How does one achieve this ? it seems that the bulk loaders are all commandline based. Is there any other way to bulk load data into Dgraph from another system (in python )


(Michel Conrado) #2

We have a Python client, you can use it to create a kind of bridge between your processes.

Live and Bulk loader are command line based indeed. But there’s ways not only in py that you can use these commands in a program. Like “os”, “delegator” modules. JavaScript also there’s a tons of solution related to this.

BTW, keep in mind that the bulk loader is only used to populate data for the first time. The live loader is for a running cluster. And Live loader is technically a program that uses a Dgraph client (Dgo client). Isn’t so special. Only Bulk Load is different.


(Sandeep Srinivasa) #3

Hi Michael
Thanks for replying.

Two points

  1. Your python SDK documentation does not show how to do this at scale. For example if I had 10 million records. That’s the issue.

  2. I’m a bit confused from second part of your answer where you reference go. Is using golang mandatory? Because our whole infrastructure is in python.
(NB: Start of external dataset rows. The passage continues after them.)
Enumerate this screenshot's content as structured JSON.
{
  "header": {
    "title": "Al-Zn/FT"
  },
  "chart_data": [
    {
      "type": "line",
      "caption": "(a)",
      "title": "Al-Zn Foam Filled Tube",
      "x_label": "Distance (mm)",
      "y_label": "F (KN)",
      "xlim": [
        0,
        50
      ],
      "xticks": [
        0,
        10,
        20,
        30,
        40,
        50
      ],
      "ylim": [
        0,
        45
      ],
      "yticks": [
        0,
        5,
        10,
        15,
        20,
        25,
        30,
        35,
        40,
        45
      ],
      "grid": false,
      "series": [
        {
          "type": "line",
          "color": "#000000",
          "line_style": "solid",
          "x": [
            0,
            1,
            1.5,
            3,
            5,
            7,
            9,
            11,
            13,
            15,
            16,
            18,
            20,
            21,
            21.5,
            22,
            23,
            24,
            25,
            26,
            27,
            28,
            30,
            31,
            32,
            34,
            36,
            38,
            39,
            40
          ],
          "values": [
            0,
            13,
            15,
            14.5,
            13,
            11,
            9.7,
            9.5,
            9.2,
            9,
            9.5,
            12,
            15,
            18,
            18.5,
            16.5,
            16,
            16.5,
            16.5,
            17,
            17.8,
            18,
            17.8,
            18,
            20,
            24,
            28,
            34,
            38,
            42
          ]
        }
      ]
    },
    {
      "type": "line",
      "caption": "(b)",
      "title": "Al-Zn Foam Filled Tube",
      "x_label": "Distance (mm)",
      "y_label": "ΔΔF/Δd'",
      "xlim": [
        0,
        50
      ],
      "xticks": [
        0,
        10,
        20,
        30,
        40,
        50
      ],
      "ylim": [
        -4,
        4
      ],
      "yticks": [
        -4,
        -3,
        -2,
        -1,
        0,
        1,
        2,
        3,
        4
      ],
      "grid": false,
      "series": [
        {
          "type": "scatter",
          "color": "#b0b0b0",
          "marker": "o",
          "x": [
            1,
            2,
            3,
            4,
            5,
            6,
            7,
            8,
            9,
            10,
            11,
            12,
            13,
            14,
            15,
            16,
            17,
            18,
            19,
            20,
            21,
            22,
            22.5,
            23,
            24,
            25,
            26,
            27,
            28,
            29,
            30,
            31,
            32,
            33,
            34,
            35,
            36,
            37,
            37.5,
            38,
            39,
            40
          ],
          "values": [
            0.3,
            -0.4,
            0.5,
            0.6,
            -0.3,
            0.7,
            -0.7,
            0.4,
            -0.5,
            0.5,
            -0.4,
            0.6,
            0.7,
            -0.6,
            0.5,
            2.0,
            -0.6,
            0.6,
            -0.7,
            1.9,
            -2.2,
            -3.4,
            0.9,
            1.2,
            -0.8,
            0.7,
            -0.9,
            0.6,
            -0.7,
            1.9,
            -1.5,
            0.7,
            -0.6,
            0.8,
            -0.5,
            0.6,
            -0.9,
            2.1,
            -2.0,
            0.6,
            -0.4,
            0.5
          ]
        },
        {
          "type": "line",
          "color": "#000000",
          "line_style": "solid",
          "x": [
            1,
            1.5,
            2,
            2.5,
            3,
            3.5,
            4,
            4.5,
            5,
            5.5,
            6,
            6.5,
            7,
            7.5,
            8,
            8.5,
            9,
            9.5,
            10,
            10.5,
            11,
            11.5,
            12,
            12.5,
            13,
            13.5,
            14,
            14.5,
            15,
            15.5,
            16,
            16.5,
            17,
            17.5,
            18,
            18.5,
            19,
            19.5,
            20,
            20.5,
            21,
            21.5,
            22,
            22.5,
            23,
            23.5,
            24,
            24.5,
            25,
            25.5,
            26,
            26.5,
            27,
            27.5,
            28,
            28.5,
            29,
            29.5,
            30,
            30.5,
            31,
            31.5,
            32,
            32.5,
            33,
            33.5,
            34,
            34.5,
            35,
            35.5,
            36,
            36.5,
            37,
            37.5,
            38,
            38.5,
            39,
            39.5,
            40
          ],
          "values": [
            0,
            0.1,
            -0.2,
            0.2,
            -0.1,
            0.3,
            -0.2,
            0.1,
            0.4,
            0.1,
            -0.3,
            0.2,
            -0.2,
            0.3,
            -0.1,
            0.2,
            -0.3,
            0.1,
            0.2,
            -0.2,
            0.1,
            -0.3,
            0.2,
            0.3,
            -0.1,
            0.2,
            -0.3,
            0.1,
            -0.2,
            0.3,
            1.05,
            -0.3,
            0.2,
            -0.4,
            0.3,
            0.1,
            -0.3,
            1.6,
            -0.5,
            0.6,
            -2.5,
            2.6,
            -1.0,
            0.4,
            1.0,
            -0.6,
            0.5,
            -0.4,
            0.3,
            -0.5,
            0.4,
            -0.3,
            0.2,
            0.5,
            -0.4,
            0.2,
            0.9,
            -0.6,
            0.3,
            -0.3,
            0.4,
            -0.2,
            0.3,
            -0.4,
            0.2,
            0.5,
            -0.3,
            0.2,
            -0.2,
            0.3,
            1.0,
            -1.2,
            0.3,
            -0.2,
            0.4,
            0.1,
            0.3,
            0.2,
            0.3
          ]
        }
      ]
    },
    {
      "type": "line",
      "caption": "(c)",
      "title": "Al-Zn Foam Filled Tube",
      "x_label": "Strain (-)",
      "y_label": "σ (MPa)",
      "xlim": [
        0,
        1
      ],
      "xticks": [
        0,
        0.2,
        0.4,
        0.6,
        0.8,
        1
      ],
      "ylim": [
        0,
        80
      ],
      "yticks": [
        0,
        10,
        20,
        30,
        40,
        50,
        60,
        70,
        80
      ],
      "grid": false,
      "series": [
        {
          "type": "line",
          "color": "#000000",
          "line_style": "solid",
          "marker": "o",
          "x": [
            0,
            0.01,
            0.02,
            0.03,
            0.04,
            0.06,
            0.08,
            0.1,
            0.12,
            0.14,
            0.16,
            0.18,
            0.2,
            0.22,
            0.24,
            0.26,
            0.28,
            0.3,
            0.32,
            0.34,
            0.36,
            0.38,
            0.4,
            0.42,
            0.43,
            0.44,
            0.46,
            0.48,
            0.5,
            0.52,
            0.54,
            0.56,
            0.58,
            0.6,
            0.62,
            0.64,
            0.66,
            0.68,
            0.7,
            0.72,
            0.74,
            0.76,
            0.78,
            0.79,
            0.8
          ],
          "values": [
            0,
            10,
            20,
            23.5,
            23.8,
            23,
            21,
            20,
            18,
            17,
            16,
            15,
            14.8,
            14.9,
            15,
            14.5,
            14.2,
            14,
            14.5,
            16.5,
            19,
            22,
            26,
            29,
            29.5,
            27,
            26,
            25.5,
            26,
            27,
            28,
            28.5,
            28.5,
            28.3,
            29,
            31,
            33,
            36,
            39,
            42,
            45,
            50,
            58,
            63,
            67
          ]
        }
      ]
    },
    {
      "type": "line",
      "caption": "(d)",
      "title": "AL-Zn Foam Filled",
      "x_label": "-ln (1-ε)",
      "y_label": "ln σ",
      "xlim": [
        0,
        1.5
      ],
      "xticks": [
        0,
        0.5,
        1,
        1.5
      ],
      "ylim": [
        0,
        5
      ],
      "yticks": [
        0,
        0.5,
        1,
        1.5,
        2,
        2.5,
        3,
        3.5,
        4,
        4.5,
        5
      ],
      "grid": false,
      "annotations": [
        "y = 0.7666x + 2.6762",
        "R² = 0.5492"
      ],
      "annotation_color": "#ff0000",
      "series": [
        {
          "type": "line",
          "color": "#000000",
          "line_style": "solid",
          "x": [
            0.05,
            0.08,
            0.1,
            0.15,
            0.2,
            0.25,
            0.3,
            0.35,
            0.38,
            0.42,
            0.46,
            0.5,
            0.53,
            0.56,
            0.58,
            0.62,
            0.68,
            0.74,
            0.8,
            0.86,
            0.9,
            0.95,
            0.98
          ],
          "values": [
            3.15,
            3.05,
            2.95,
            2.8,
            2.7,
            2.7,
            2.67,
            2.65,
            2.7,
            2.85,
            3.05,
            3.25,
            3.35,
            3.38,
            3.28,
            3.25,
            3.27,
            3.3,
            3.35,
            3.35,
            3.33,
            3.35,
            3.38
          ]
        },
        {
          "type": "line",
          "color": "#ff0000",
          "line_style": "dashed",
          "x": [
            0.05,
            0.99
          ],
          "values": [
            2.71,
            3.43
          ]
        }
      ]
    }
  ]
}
Would you have any example of doing bulk loads through Python into dgraph ?


(Michel Conrado) #4

OK, I’ll check that.

No, I was only mentioning that the tool “Live loader” uses a client. So you can use a client to do the same work.

Nope, I don’t program in py. But I have had adventures with command lines (Bash/unix) within a python program. Then it is possible. In fact anything is possible, just planning.

In your case, I would export the data to JSON or RDF and inject via liveloader. Using Python just to automate the data injection process.

If you are interested in better understanding how a migration process would work (which would look like what you intend to do) we have this post here https://blog.dgraph.io/post/migrating-from-sql-to-dgraph /


(Michel Conrado) #5

About that, I had not observed the question well. But the answer for that is simple.

When you make the program in py you need to create a specific logic for batches (you can check the Live loader logic as inspiration). You have to split your millions of records into smaller pieces. Something like 1k triples per transaction is ideal.

You can also create logic that balances mutations between each node in your cluster. This would help lessen the stress of the cluster as a whole.